Cricket goes deep in the West Indies.
I never understood why, until I saw the documentary “Fire In Babylon”.
Cricket was always the white man’s game.
The game the rulers played.
But individually, the West Indians were better at it.
And when they got their independence, it was a great way to prove they deserved equality.
To beat the men who had been their masters.
Eleven men against eleven men.
The West Indians have always been talented at cricket.
But they were great individual talents.
Consequently, they were the team everyone loved to watch.
Throughout the world, it became known as ‘calypso cricket’.
Like calypso, it was great entertainment, but not to be taken too seriously.
But the young West Indian men wanted to be taken seriously.
They wanted to prove they were as good as anyone.
To them ‘calypso cricket’ felt like an insult.
Then Clive Lloyd became the captain.
He moulded them into a team, and they became one of the best teams in the world.
Until they played Australia.
The West Indians had been brought up to be good sportsmen.
But Australia had two of the fastest, most dangerous bowlers in the world.
Thomson and Lillee.
It wasn’t sport for these guys, it was a fight.
Thomson and Lillee bowled balls short, at over 90 mph.
That means the ball bounces up, straight at your head.
Imagine driving flat out down the motorway and a cricket ball hitting you in the face.
Like that.
And remember, they didn’t wear helmets in those days.
The West Indies were destroyed.
This wasn’t supposed to be how you played cricket.
This wasn’t superior skill.
This was just violence.
They got back on the plane bruised and bleeding and confused.
That was the end of ‘calypso cricket’.
Clive Lloyd thought, so this is how the white man wants to play cricket.
And he scouted all over the West Indies.
Until he found four bowlers who were as big, and powerful, and fast as Lillee and Thomson.
Then they came to play England, the old masters.
And the captain of the English team was actually a South African, Tony Greig.
And remember, this was the time of apartheid.

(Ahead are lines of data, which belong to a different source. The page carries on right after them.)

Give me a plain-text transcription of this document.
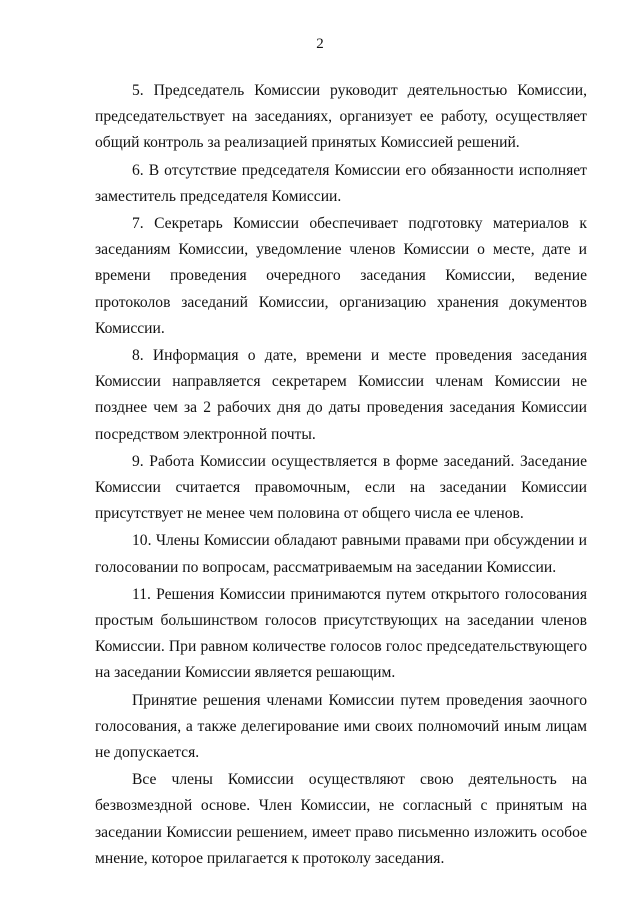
2

5. Председатель Комиссии руководит деятельностью Комиссии, председательствует на заседаниях, организует ее работу, осуществляет общий контроль за реализацией принятых Комиссией решений.

6. В отсутствие председателя Комиссии его обязанности исполняет заместитель председателя Комиссии.

7. Секретарь Комиссии обеспечивает подготовку материалов к заседаниям Комиссии, уведомление членов Комиссии о месте, дате и времени проведения очередного заседания Комиссии, ведение протоколов заседаний Комиссии, организацию хранения документов Комиссии.

8. Информация о дате, времени и месте проведения заседания Комиссии направляется секретарем Комиссии членам Комиссии не позднее чем за 2 рабочих дня до даты проведения заседания Комиссии посредством электронной почты.

9. Работа Комиссии осуществляется в форме заседаний. Заседание Комиссии считается правомочным, если на заседании Комиссии присутствует не менее чем половина от общего числа ее членов.

10. Члены Комиссии обладают равными правами при обсуждении и голосовании по вопросам, рассматриваемым на заседании Комиссии.

11. Решения Комиссии принимаются путем открытого голосования простым большинством голосов присутствующих на заседании членов Комиссии. При равном количестве голосов голос председательствующего на заседании Комиссии является решающим.

Принятие решения членами Комиссии путем проведения заочного голосования, а также делегирование ими своих полномочий иным лицам не допускается.

Все члены Комиссии осуществляют свою деятельность на безвозмездной основе. Член Комиссии, не согласный с принятым на заседании Комиссии решением, имеет право письменно изложить особое мнение, которое прилагается к протоколу заседания.
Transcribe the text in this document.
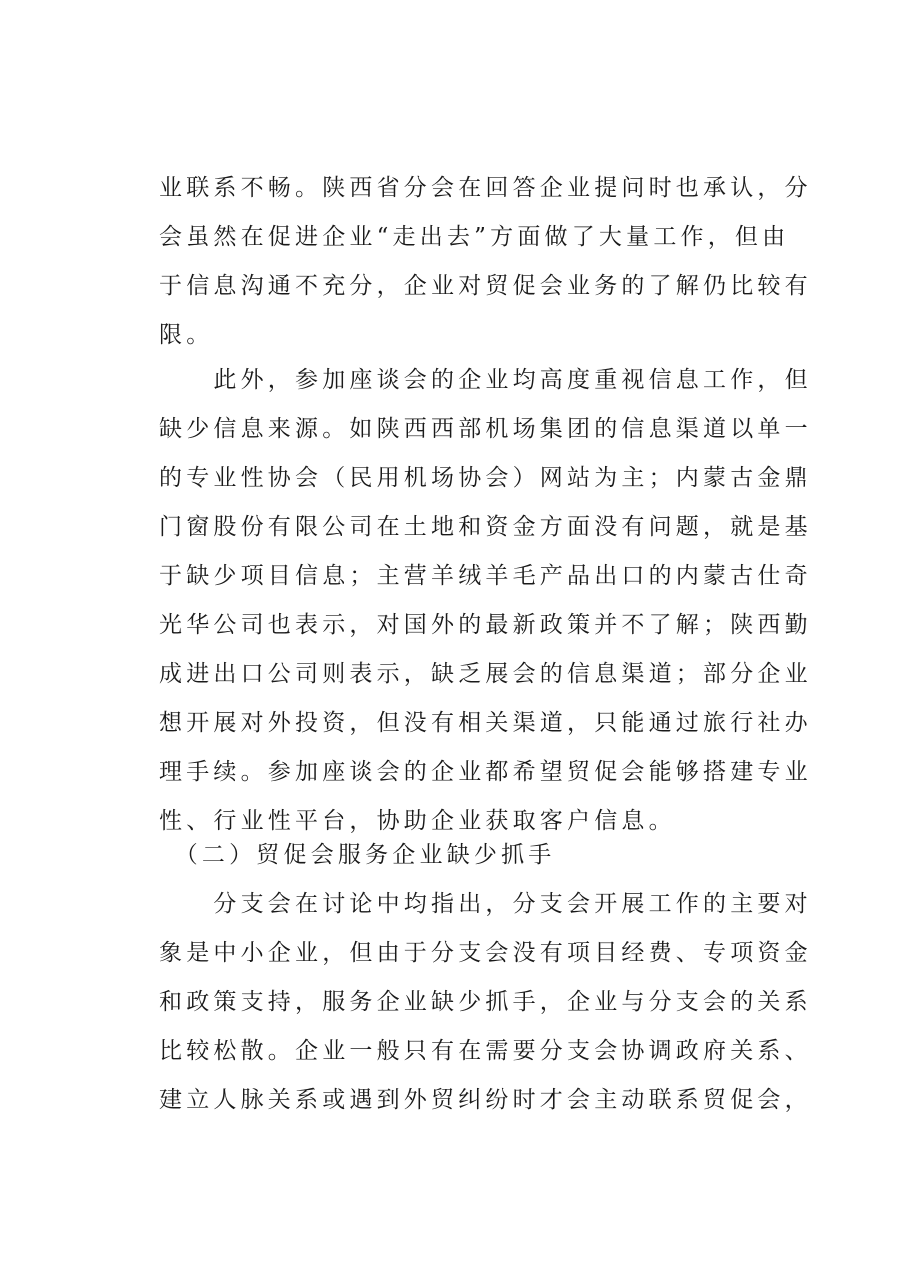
业联系不畅。陕西省分会在回答企业提问时也承认，分
会虽然在促进企业“走出去”方面做了大量工作，但由
于信息沟通不充分，企业对贸促会业务的了解仍比较有
限。
　　此外，参加座谈会的企业均高度重视信息工作，但
缺少信息来源。如陕西西部机场集团的信息渠道以单一
的专业性协会（民用机场协会）网站为主；内蒙古金鼎
门窗股份有限公司在土地和资金方面没有问题，就是基
于缺少项目信息；主营羊绒羊毛产品出口的内蒙古仕奇
光华公司也表示，对国外的最新政策并不了解；陕西勤
成进出口公司则表示，缺乏展会的信息渠道；部分企业
想开展对外投资，但没有相关渠道，只能通过旅行社办
理手续。参加座谈会的企业都希望贸促会能够搭建专业
性、行业性平台，协助企业获取客户信息。
　（二）贸促会服务企业缺少抓手
　　分支会在讨论中均指出，分支会开展工作的主要对
象是中小企业，但由于分支会没有项目经费、专项资金
和政策支持，服务企业缺少抓手，企业与分支会的关系
比较松散。企业一般只有在需要分支会协调政府关系、
建立人脉关系或遇到外贸纠纷时才会主动联系贸促会，
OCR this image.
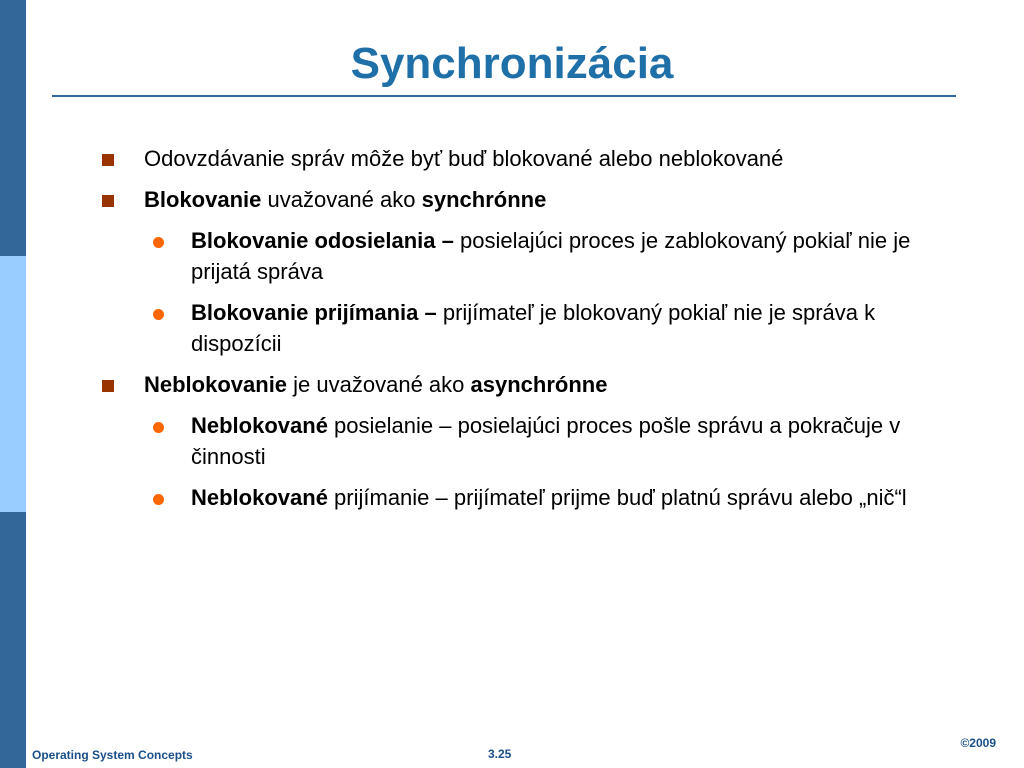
Synchronizácia
Odovzdávanie správ môže byť buď blokované alebo neblokované
Blokovanie uvažované ako synchrónne
Blokovanie odosielania – posielajúci proces je zablokovaný pokiaľ nie je prijatá správa
Blokovanie prijímania – prijímateľ je blokovaný pokiaľ nie je správa k dispozícii
Neblokovanie je uvažované ako asynchrónne
Neblokované posielanie – posielajúci proces pošle správu a pokračuje v činnosti
Neblokované prijímanie – prijímateľ prijme buď platnú správu alebo „nič“l
Operating System Concepts	3.25
©2009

The news media asked Tony Greig what he thought of the West Indian team.
His reply made headlines everywhere.
In his South African accent he said they were a magnificent team. “But when they’re down they grovel, and I intend to make them grovel.”
Imagine that to a young, proud West Indian man.
Not a smart thing to say.
In fact Clive Lloyd didn’t need to say anything to his team before any of the matches.
Tony Greig had done his team talk for him.
In all five games, England were smashed out of sight.
The papers ran a photograph of Tony Greig during the game, down on all fours
It had the headline “WHO’S GROVELLING NOW?”
The West Indies battered England in every match.
They won the series five games to nil.
But what I loved best was the placards the West Indian fans carried to the final game.
When your opponent doesn’t win a single game, it’s called a ‘whitewash’.
Their placards showed how proud their cricket had made them about being West Indians.
Their placards simply said BLACKWASH.